- Directed by: Wes Hurley
- Written by: Wes Hurley
- Produced by: Wes Hurley
- Starring: Waxie Moon Miss Dirty Martini Miss Indigo Blue Paula the Swedish Housewife BenDeLaCreme
- Cinematography: Wes Hurley
- Edited by: Wes Hurley
- Music by: Eric Lane Barnes Jerry Peerson The Little Penguins Jeremiah Oliver Sarah Rudinoff
- Production company: I Ate My Eyes Films
- Release date: 2015;
- Running time: 70 minutes
- Country: United States
- Language: English

= Waxie Moon (film) =

Waxie Moon is a documentary directed by Wes Hurley and centered on the gender-bending Juilliard-trained burlesque performer, Waxie Moon. The film captures the burgeoning and mostly-queer neo-burlesque community in Seattle in the 2000s. It features interviews with dozens of performers and artists, including the burlesque icons Miss Dirty Martini and Tigger!, author and performer Marya Sea Kaminski, drag superstar BenDeLaCreme, and many others.

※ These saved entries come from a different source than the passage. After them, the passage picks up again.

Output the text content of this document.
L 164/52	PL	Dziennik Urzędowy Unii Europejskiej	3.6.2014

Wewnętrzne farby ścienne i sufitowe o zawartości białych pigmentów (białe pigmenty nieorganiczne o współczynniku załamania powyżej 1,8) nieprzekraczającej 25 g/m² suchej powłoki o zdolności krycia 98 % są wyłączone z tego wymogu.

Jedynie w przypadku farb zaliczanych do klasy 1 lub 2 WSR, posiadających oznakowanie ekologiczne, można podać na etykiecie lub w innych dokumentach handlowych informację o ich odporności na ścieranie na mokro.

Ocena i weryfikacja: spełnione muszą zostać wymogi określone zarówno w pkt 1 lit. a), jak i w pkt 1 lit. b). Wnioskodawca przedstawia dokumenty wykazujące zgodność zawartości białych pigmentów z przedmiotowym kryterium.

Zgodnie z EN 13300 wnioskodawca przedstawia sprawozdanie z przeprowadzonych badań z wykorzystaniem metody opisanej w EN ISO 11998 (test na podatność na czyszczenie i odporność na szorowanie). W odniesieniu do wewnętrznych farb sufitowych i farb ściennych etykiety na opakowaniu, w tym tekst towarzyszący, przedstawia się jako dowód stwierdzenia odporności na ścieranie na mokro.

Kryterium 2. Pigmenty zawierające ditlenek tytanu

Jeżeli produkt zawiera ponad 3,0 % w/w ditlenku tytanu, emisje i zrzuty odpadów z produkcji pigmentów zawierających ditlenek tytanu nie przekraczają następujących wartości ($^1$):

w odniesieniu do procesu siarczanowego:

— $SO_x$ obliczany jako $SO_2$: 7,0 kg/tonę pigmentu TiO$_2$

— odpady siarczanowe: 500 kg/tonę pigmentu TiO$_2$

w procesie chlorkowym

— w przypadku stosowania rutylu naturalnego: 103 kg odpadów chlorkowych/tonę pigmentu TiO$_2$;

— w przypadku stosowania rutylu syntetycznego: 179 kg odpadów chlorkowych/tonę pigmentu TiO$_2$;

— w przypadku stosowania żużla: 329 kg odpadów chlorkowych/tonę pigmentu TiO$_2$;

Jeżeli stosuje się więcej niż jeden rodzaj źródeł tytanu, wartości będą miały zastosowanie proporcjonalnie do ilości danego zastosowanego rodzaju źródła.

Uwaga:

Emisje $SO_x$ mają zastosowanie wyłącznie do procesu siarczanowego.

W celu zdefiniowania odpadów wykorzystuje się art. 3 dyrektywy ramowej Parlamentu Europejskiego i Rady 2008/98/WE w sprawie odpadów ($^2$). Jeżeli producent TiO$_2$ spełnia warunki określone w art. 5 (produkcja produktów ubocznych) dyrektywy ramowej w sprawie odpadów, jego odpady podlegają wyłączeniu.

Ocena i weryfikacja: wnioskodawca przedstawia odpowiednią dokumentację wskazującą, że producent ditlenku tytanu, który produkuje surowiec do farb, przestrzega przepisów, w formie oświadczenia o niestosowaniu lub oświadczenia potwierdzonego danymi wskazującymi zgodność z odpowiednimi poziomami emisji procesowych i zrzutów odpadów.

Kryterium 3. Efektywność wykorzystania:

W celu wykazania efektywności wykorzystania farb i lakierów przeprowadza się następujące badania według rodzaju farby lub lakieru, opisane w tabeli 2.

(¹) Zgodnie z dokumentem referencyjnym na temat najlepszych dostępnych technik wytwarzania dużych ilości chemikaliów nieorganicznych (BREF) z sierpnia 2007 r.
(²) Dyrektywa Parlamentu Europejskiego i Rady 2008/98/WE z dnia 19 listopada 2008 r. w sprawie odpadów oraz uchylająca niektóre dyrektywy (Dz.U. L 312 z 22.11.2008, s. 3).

The film also includes the original song, titled "Waxie Moon", which was inspired by James Bond scores. The song was composed by Eric Lane Barnes of the Seattle Men's Chorus and Seattle Women's Chorus, and performed by Sarah Rudinoff and Paul Rosenberg.

Waxie Moon premiered in Austin, Texas, and went on to screen at the Anthology Film Archives, Echo Park Film Center, and at many festivals around the world, including a dozen screenings in Seattle. The film won Best Local Film at the Seattle Lesbian & Gay Film Festival, Jury Award for Best Film at Queer Fruits Film Festival in Australia, and Best Film, Best Director, Best Cinematography, Best Editing and Best Soundtrack at Love Unlimited Film Festival. It is available on video from TLAvideo.